使用日本气象研究所(Meteorological Research Institute,MRI)大气环流模式在20 km分辨率下的国际大气模式比较计划(Atmospheric Model Intercomparison Project,AMIP)试验结果以及A1B温室气体排放情景下(简称A1B情景)的预估试验数据,预估了青藏高原夏季(6-8月)降水的变化,并讨论了降水变化的可能原因。在A1B情景下,青藏高原夏季降水量显著增加,中心位于青藏高原东南部,主要归因于来自印度洋和孟加拉湾的西南水汽,经90°E-100°E附近进入高原的水汽输送显著增加。同时,整个青藏高原夏季强降水出现概率增加,降水频率南部减少,北部增加。高原南部(北部)降水频率的减少(增加)是因为该地区降水强度的增加速率快(慢)于降水量的增加速率。高分辨率MRI模式预估的青藏高原夏季降水变化与较低分辨率的耦合模式预估结果基本一致,但提供了更详细的局地变化信息。
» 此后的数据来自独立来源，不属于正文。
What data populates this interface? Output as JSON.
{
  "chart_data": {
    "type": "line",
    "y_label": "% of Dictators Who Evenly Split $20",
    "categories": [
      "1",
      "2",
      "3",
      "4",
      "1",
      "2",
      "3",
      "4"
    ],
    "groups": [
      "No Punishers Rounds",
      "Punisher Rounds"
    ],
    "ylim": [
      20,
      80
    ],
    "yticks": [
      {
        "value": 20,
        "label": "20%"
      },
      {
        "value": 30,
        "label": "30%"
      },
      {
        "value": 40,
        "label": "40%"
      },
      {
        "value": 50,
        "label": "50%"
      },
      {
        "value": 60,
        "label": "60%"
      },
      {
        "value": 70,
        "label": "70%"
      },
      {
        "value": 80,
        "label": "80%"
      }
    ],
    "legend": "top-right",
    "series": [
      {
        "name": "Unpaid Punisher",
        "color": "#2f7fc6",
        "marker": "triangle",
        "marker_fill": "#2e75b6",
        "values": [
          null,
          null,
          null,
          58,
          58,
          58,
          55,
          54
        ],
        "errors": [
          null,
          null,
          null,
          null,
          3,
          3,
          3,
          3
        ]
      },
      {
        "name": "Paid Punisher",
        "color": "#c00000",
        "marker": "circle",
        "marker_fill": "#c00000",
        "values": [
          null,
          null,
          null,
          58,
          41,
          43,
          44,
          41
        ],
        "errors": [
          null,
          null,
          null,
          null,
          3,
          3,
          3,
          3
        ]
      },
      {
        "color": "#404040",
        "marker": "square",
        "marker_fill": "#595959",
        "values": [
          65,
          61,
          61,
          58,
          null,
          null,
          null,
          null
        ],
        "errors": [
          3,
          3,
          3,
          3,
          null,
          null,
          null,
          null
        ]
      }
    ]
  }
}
关键词: 青藏高原; A1B温室气体排放情景; 高分辨率模式; 降水预估

本文引用格式

冯蕾 , 周天军 . 20 km高分辨率全球模式对青藏高原夏季降水变化的预估[J]. 高原气象, 2017 , 36(3) : 587 -595 . DOI: 10.7522/j.issn.1000-0534.2016.00045

Abstract

Projection of future summer precipitation change over the Qinghai-Tibetan Plateau is studied based on AMIP (the Atmospheric Model Intercomparison Project) and the A1B scenario experiment results by a 20 km high-resolution global climate model, MRI. Under the A1B scenario, the summer precipitation would increase significantly, with the biggest increasing center over the southeastern Qinghai-Tibetan Plateau. This is might attributed to the increasing southwest water vapor transportation to the Qinghai-Tibetan Plateau from the Indian Ocean and the Bay of Bengal. The probability of summer precipitation with high intensity is projected to increase over the whole Qinghai-Tibetan Plateau. The summer precipitation frequency over the southern (northern) Qinghai-Tibetan Plateau would decrease (increase), as the increasing rate of precipitation intensity is faster (slower) than that of precipitation amount over the southern (northern) Qinghai-Tibetan Plateau. The precipitation change over the Qinghai-Tibetan Plateau projected by the high-resolution MRI model is almost consistent with coupled models with low-resolution, except for the detail information provided.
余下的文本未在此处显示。